Outros pregões cantarolados ou repenicados: - Ai que rica sardinha! É vivinha e fresquinha! É da camionete! E ainda: - Olha a sardinha linda e vivinha, que veio de Matosinhos! Que rica sardinha fresquinha! É fresquinha e gorda! E mais: - Ai que rica sardinha da camionete! Ou: - Ó vizinha aqui tem um quarteirão mais o bicho!
Nos anos sessenta a «Sópeixe» passa a comercializar parte do peixe congelado e fresco da vila.
Nas aldeias em volta de Mirandela havia quase sempre uma ou duas sardinheiras, sendo gente bastante pobre que se fazia à vida, carregando a caixa da sardinha ou chicharro, cujo peso andava à volta dos 25 kg.
A sardinha e o chicharro eram, geralmente, trazidos da Lota de Matosinhos para o concelho de Mirandela alta madrugada, em carrinha de caixa aberta, para ser vendido nas aldeias logo de manhãzinha para o almoço, jantar ou merenda ou ceia. Tinha paragens estratégicas para deixar alguma caixa ao longo trajecto, irradiando para aldeias afastadas das estradas principais. Terminava, como vimos, na Torre Dona Chama.
Eu sabia que a poetisa Graziela Gomes (Vieira) tinha sido mulher dos sete ofícios, tendo envergado até o camuflado de combate, e é ela que agora me informa que com 12 ou 13 anos (em 1956/57) foi sardinheira. No cruzamento dos Avidagos eram descarregadas algumas caixas de madrugada e ela calcorreava as redondezas, de caixa das sardinhas à cabeça indo até Vila Boa, para ganhar pouco mais que nada. O quarteirão era vendido a cinco croas, mas as pessoas só compravam uma dúzia (só as casas mais abastadas é que compravam o quarteirão) e reclamavam sempre o bicho. As sardinhas escochadas, não eram tão frescas mas vendiam-se e já vinham salgadas.

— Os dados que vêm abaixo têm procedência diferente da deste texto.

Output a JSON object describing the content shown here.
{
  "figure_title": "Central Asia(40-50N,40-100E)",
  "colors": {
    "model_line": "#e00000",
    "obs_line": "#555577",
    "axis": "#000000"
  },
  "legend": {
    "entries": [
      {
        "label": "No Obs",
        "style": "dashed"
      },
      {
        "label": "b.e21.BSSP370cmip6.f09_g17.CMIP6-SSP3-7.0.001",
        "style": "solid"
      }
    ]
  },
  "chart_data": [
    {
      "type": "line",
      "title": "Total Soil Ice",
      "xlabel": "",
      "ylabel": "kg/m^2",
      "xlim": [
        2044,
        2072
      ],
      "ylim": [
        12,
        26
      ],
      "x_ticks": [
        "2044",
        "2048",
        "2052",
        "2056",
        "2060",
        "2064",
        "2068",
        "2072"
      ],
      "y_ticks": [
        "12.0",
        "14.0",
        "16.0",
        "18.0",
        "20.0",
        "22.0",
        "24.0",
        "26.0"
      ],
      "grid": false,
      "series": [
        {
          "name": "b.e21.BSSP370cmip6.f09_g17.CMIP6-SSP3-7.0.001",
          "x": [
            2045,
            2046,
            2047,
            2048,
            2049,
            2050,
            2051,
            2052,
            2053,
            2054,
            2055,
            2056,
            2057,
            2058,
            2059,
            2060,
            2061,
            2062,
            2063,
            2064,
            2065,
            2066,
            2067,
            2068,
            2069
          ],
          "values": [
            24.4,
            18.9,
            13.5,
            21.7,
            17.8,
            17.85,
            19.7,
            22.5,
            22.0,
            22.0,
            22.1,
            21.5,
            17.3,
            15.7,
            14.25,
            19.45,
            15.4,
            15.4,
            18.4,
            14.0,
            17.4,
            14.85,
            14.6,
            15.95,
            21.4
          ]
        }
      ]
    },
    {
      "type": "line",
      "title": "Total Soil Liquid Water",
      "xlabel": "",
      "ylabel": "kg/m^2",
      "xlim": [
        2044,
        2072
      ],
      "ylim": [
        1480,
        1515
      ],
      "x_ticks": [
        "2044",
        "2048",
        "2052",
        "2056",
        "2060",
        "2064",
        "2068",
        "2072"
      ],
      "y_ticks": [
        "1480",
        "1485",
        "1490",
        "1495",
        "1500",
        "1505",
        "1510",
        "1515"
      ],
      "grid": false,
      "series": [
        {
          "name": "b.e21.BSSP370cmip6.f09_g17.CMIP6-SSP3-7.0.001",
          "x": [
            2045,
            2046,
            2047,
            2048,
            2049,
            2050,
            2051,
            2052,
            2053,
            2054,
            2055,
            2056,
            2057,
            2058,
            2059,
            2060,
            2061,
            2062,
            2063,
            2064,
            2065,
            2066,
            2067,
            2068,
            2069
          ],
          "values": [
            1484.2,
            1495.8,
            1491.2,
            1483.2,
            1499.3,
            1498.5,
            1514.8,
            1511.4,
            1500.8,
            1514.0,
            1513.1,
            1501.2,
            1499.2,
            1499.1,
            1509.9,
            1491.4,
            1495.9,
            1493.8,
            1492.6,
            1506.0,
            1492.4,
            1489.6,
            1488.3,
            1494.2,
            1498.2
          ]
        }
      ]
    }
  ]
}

Em Vale Madeiro quem vendia era a Cândida (Amélia”?”) «Fandenga» (esposa do Ti Alberto «peludo»), a M.ª Margarida e a M.ª (do Albino).
É o Adérito Santulhão que diz que a mãe, M.ª Margarida, era sardinheira (1960), vendendo de aldeia em aldeia - Vale de Madeiro, Cedães, Vale de Asnes, Cedaínhos, Cernadela, Freixedinha e Vale de Lobo. No final ficava sempre com três ou quatro sardinhas para dividir pelos nove filhos. Ela pregoava: - Ai que rica sardinha da camioneta! É nova e é fresquinha!
Mas ia às três da manhã, com o burro, ao cruzamento de Vila Nova das Patas, onde a camionete que ia para a Torre parava, e carregava duas caixas. Aqui também recebia a «encomenda» a sardinheira Preciosa (de Vila Nova).
A caminheta da Margarida, ao longo dos trajectos, tinha as sardinheiras à sua espera para levarem as caixas à cabeça ou nos burros para as aldeias do interior do concelho.
Jorge Lage – jorgelage@portugalmail.com – 23FEV2015

Provérbios:


             Enxame de Março apanha-o no regaço, o de Abril não o deixes ir, o de Maio deixai-o fugir.
             Se o cuco não vier entre Março e Abril ou é morto ou não quer vir.
             Aos três encobrirás e aos quatro não poderás.
             Em tua casa não tens sardinha, e na dos outros pedes galinha.
             Sardinha sem pão é comer de ladrão.